Essa segunda parte da epopeia sobre uma mulher ninfomaníaca, ou seja, viciada em sexo, não foge muito das características já vistas no filme anterior, até porque é uma continuação direta, e segue a mesma cartilha do didatismo, popularização e é tão provocativo quanto. E claro, encerra o filme com louvor, tudo, todas as intenções de Lars Von Trier, se encaixam finalmente. Até porque, nesse projeto, os dois filmes devem ser vistos como um só: foram concebidos pra apreciação das 4/5/6h, de forma ininterrupta, o que infelizmente, se tornou inviável nos cinemas.

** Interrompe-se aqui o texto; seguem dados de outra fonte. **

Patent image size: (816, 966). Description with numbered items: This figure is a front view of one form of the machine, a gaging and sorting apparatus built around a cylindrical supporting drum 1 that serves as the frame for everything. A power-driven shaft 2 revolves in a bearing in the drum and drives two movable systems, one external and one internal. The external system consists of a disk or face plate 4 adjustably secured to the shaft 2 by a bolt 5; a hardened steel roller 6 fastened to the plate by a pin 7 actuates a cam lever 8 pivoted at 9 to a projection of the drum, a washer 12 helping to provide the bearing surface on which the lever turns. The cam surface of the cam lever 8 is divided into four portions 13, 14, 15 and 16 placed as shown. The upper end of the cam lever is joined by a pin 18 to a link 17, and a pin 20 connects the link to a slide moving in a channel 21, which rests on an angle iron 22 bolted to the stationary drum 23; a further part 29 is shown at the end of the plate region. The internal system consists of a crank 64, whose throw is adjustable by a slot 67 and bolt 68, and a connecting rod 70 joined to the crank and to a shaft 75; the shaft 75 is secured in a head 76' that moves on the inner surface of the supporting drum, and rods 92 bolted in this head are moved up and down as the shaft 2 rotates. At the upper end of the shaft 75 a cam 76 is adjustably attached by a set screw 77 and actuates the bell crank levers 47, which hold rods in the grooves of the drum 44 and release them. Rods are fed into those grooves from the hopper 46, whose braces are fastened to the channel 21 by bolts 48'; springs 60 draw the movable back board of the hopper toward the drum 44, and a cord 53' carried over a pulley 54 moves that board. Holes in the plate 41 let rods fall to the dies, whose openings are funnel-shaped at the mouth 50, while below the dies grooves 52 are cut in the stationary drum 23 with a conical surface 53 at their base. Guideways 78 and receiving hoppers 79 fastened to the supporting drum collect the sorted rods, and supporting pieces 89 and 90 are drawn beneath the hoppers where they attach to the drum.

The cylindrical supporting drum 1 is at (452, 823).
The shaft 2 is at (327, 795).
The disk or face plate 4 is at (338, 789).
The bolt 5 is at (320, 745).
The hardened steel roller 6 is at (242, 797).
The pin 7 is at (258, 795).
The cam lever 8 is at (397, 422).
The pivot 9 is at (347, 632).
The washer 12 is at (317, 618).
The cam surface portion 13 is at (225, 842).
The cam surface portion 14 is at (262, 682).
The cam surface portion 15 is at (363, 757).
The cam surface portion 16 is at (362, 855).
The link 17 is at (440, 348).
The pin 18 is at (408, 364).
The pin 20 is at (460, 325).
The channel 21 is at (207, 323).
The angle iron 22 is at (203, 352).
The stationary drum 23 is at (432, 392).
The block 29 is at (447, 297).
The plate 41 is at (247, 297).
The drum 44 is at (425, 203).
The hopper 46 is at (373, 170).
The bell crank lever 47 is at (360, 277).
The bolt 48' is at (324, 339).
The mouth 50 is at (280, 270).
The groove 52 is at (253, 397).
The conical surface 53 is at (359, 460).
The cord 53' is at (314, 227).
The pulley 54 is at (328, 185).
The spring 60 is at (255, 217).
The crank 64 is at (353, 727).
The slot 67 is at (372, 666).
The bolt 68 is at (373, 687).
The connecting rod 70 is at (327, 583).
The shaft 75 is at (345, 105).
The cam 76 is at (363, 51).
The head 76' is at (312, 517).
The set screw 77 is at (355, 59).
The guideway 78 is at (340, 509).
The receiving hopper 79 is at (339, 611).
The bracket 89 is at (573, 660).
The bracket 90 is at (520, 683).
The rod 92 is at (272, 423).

Não há muito o que acrescentar acerca das associações feitas por Joe e Seligman, pois, também assim como o primeiro, Von Trier exemplifica tudo o que quer fazer, nos mínimos detalhes, por saber que está atingindo um público amplo, e dando pouco espaço para a interpretação, de fato. Mesmo quando vai falar, por exemplo, de uma visão de Joe na infância, ou da divisão da Igreja ocidental e oriental, até porque o filme continua tematizando seus capítulos para que, assim, possa falar sobre diversos assuntos, e não apenas 'sexualidade'. Porém, evidentemente por ser o final da história, existe um espaço maior para quem está assistindo dar sua própria definição sobre o que significa uma referência ou outra, mantidas em aberto. Entretanto, também existe muito espaço pra, mais do que nunca, Lars falar através de seus personagens: convicções, opiniões, e até um certo pedido de desculpas implícito às acusações de misoginia que recebeu há alguns anos, em Anticristo; Joe é totalmente oposta à Mulher, protagonista do outro filme do diretor, e é, numa analise bem superficial, isenta de culpa, e por ser mulher, até redimida pelo roteiro em alguns momentos - como no diálogo que encerra a história, no fim do capítulo 8.

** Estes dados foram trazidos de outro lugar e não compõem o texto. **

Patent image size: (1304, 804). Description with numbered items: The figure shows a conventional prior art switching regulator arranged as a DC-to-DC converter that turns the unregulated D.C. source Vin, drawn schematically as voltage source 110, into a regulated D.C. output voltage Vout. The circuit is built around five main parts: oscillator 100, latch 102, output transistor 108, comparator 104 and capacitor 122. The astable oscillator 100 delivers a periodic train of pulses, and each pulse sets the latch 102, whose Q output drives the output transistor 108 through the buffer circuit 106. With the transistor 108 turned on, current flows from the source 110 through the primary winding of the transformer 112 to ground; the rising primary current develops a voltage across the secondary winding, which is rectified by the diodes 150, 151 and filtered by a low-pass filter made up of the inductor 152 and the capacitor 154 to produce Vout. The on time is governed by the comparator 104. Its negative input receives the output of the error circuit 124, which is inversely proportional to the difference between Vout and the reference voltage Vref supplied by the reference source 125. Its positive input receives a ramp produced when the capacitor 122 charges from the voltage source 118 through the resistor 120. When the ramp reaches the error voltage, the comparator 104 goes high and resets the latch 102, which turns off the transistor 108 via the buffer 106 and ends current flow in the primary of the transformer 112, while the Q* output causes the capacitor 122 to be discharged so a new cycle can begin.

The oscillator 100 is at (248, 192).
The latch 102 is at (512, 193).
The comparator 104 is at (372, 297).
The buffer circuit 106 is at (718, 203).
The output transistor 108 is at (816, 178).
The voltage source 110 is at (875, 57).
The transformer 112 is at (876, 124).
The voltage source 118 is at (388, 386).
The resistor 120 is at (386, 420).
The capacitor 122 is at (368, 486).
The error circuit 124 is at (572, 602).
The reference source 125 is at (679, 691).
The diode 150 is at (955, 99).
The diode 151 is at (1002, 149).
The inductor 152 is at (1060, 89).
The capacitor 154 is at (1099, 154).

Existem sequências memoráveis nessa parte derradeira, todas elas relacionadas ao magnífico estudo de personagem que é esse filme. K, por exemplo, é misterioso, e impossível de se compreender. E P soma muito à história. O que dizer da cena da 'cobrança' de Joe em que ela desnuda o homem, que, até então, não conhecia seu próprio desejo sexual. Aliás, a interpretação própria da personagem sobre alguém que, como ela, nasce com um desejo sexual proibido, é de uma sagacidade brilhante. Interessante notar que o olhar do diretor sobre o sexo, agora até mais do que antes, nunca é sensual, é tudo sempre filmado com a intenção de ser algo quase clínico, ainda mais quando dá closes contínuos nas genitais. Desagradável, e com intenção de ser. Afinal, não à toa Von Trier fez seu nome sendo um dos grandes provocadores do nosso tempo.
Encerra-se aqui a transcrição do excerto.